This is how it finally thawed with Betty: On the morning I went back to New York after my father’s death, she rode with me to Lambert Field, where we were driven by the man who now took her places far from home. Her eyes were not good enough to drive outside town much anymore, and by now the highway made her nervous rather than excited. At a hotel near the airport, where we once went on hot weekends to swim, I climbed the steps onto the shuttle bus. In parting, Betty offered few words, a nod, a bunch of wrapped sandwiches, and a bundle of cookies with gumdrops, a kind difficult to bake that were once my favorite.
I thought I had seen the last of her for a while. We would, as she said, go our own ways, and I watched her every step back to the car where the driver hunched over the wheel just like my father had. But as I was waiting for the bus to pull out, there she was again, ascending the stairs of the bus, careful of every step and holding a cup of coffee, its steam rising up to her face. Walking to my seat, she offered the cup, gripping it tightly to avoid a spill, though it was very hot, and not letting go until I had wrapped my fingers around it. When she passed it to me, our hands touched lightly. She patted me on the shoulder, wavered a bit when the engine of the bus started to fire up. This is how we left it.

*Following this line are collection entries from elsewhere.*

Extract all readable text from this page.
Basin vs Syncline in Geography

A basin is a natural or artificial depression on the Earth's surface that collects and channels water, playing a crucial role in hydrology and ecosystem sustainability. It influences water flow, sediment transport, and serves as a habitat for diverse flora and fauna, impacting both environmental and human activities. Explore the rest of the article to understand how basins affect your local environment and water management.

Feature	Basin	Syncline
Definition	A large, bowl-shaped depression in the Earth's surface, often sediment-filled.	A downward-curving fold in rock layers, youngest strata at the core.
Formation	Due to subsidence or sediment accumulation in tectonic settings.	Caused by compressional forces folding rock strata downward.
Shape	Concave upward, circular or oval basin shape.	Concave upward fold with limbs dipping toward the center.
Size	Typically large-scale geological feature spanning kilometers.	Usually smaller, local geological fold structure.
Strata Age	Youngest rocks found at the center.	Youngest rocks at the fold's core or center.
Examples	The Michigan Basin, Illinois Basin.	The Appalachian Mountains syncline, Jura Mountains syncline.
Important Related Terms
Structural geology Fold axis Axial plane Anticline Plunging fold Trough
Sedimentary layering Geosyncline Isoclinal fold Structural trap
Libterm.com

Gradually, we came to a truce, negotiated by distance, time apart, loyalties, and love. Silence was a condition, unnamed but ever present, or maybe just an inevitable result. There would be no intrusions, no questions, no inquiries about circumstances, details, people I might have cherished, or been hurt by, or loved. I would never miss a Christmas or summer vacation at home after my father died. I went back whenever it was possible, and there was no doubt of the love between us, but there was part of me that never went home again, at least not for a long time. I no longer felt on solid ground there. I think I am still hoping she will look up from her newspaper and ask me how my life has really been.

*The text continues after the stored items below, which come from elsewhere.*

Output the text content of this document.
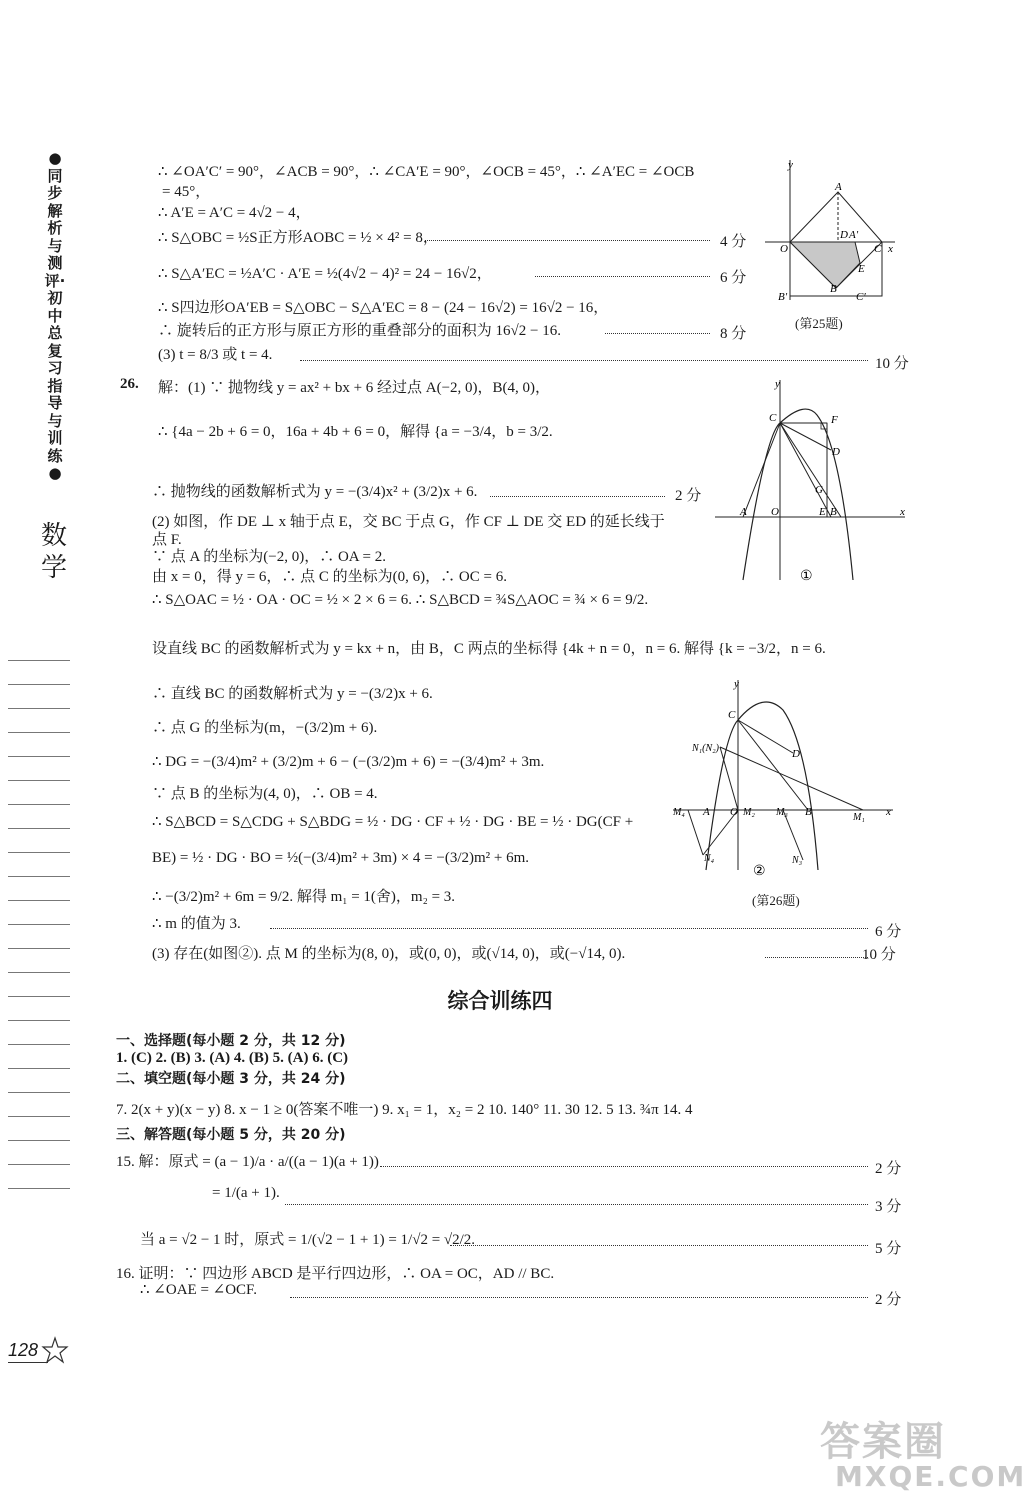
●同步解析与测评·初中总复习指导与训练●
数学
∴ ∠OA′C′ = 90°，∠ACB = 90°，∴ ∠CA′E = 90°，∠OCB = 45°，∴ ∠A′EC = ∠OCB
= 45°，
∴ A′E = A′C = 4√2 − 4，
∴ S△OBC = ½S正方形AOBC = ½ × 4² = 8，	4 分
∴ S△A′EC = ½A′C · A′E = ½(4√2 − 4)² = 24 − 16√2，	6 分
∴ S四边形OA′EB = S△OBC − S△A′EC = 8 − (24 − 16√2) = 16√2 − 16，
∴ 旋转后的正方形与原正方形的重叠部分的面积为 16√2 − 16.	8 分
(3) t = 8/3 或 t = 4.
10 分
y
A
D A′
O	C x
E
B′
B
C′
(第25题)
26. 解：(1) ∵ 抛物线 y = ax² + bx + 6 经过点 A(−2, 0)，B(4, 0)，
∴ {4a − 2b + 6 = 0，16a + 4b + 6 = 0，解得 {a = −3/4，b = 3/2.
∴ 抛物线的函数解析式为 y = −(3/4)x² + (3/2)x + 6.	2 分
(2) 如图，作 DE ⊥ x 轴于点 E，交 BC 于点 G，作 CF ⊥ DE 交 ED 的延长线于
点 F.
∵ 点 A 的坐标为(−2, 0)，∴ OA = 2.
由 x = 0，得 y = 6，∴ 点 C 的坐标为(0, 6)，∴ OC = 6.
∴ S△OAC = ½ · OA · OC = ½ × 2 × 6 = 6. ∴ S△BCD = ¾S△AOC = ¾ × 6 = 9/2.
设直线 BC 的函数解析式为 y = kx + n，由 B，C 两点的坐标得 {4k + n = 0，n = 6. 解得 {k = −3/2，n = 6.
∴ 直线 BC 的函数解析式为 y = −(3/2)x + 6.
∴ 点 G 的坐标为(m，−(3/2)m + 6).
∴ DG = −(3/4)m² + (3/2)m + 6 − (−(3/2)m + 6) = −(3/4)m² + 3m.
∵ 点 B 的坐标为(4, 0)，∴ OB = 4.
∴ S△BCD = S△CDG + S△BDG = ½ · DG · CF + ½ · DG · BE = ½ · DG(CF +
BE) = ½ · DG · BO = ½(−(3/4)m² + 3m) × 4 = −(3/2)m² + 6m.
∴ −(3/2)m² + 6m = 9/2. 解得 m₁ = 1(舍)，m₂ = 3.
∴ m 的值为 3.	6 分
(3) 存在(如图②). 点 M 的坐标为(8, 0)，或(0, 0)，或(√14, 0)，或(−√14, 0).	10 分
y
C	F
D
G
A O	E B	x
①
y
C
N₁(N₂)	D
M₄ A O M₂ M₃ B	M₁ x
N₄	N₃
②
(第26题)
综合训练四
一、选择题(每小题 2 分，共 12 分)
1. (C) 2. (B) 3. (A) 4. (B) 5. (A) 6. (C)
二、填空题(每小题 3 分，共 24 分)
7. 2(x + y)(x − y) 8. x − 1 ≥ 0(答案不唯一) 9. x₁ = 1，x₂ = 2 10. 140° 11. 30 12. 5 13. ¾π 14. 4
三、解答题(每小题 5 分，共 20 分)
15. 解：原式 = (a − 1)/a · a/((a − 1)(a + 1))	2 分
= 1/(a + 1).
3 分
当 a = √2 − 1 时，原式 = 1/(√2 − 1 + 1) = 1/√2 = √2/2.
5 分
16. 证明：∵ 四边形 ABCD 是平行四边形，∴ OA = OC，AD // BC.
∴ ∠OAE = ∠OCF.
2 分
128
答案圈
MXQE.COM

I don’t blame my parents for any hurts. I blame myself more than anyone, my silence, but everything in the world where I was raised told me I was bad and wrong and I took it in. I didn’t want to inflict it on them. I am trying to forgive myself for not getting us all through this in a better way, but lately, being here, remembering, has helped me see what I carried. Everything I heard, from every corner, when I was young told me I was bad. Nothing said the world had open arms. When I came home to help my mother and walked into the room where when I was younger I lay awake worrying about the future, I remembered all that fear and trying to put it away and sleep a night through.
What would I have done with a diamond ring? It made her think of things she thought I was missing. She made it into something that would suit the situation better.

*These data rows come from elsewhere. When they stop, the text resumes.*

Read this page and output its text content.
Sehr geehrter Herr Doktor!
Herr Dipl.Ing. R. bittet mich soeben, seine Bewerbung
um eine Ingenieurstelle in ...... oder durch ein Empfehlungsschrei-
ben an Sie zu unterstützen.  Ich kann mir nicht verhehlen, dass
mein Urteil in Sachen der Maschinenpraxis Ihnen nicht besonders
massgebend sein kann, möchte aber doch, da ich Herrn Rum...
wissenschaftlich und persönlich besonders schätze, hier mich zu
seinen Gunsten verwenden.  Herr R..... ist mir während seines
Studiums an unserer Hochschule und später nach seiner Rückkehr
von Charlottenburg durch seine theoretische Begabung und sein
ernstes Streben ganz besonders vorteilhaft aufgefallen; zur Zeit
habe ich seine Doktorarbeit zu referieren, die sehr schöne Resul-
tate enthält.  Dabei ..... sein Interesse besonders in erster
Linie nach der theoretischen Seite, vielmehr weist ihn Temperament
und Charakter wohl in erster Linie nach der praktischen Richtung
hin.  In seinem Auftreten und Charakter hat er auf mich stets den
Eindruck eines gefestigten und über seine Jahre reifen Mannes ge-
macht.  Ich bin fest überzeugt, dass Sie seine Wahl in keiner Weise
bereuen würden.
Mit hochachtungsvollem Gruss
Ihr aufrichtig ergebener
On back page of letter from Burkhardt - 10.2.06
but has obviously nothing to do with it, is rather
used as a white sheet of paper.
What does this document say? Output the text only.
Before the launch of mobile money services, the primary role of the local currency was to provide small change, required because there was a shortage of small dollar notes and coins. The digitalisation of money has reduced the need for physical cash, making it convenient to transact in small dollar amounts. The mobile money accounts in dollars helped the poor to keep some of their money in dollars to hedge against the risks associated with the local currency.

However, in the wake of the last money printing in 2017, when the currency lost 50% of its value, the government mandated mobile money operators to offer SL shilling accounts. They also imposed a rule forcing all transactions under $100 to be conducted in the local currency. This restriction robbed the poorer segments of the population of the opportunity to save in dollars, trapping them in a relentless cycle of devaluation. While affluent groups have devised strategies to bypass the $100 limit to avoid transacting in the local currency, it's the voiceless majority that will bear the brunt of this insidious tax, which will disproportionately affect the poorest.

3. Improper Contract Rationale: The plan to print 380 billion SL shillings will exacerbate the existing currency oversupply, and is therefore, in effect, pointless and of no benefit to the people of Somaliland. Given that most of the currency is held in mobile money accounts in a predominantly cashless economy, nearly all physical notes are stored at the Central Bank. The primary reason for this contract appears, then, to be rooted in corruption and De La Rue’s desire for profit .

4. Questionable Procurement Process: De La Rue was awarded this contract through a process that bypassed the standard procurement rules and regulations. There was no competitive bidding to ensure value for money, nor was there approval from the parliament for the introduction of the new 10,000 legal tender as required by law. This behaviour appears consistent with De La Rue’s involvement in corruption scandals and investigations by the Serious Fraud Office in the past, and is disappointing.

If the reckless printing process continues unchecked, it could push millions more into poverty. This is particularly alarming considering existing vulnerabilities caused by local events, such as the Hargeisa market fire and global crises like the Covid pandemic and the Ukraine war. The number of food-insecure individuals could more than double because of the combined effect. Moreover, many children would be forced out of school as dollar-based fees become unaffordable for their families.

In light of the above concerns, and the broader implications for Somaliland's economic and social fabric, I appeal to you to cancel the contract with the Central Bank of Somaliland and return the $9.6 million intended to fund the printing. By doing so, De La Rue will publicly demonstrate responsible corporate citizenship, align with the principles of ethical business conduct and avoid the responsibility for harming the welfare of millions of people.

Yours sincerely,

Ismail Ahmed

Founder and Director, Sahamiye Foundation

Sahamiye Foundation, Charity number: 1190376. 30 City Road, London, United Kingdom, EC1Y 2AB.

Yesterday, on television, I heard the story of a Georgia legislator who is trying to bar gay children from attending public schools. I threw my shoe at the television and yelled out, “Fuck you, bastard.”
He would take us all back to that same place. I hate that man and everyone like him. What has become of kindness?
Every week or so, a gay kid somewhere jumps off a bridge or slashes his wrists. I am told that a boy near here hanged himself because his father could not accept who he was. On television, I listen to the things they say, the right-wingers, and fundamentalists, and all the people who consolidate their power by hurting other people. I want to cover up the ears of kids and say, “Do not take it in.” I took it in. I really did. I heard everything that people in the world around me said about who I was. It hurt me, but I thought I had no right to say anything because I was wrong. I didn’t know what silence would cost, how it would change my life. It takes a long time to outrun the things that the world drills into you.
Our struggle for words was just a tiny battle in a small place that is disappearing. No one will remember it but me.
. . .
After my father died and I went back to work, Tessa Hadley—a woman highly attuned to issues of aging and appearance—told me I looked older. She said that the death of a parent can often bring on early menopause. Or “low T.”
I didn’t think I had early menopause. “Low T?” I asked.
“Testosterone.”
“I don’t think I ever had that much.”
Tessa assured me that everything changes when parents die, when the generation ahead is gone and we are the next to go.
“The body grieves,” she told me, shaking her head and raising a finger to her lips. “The body grieves.”
“Be still,” I told her.
I didn’t look young anymore. After years of wearing contact lenses, I went back to my glasses. I just didn’t care so much how I looked, if at all.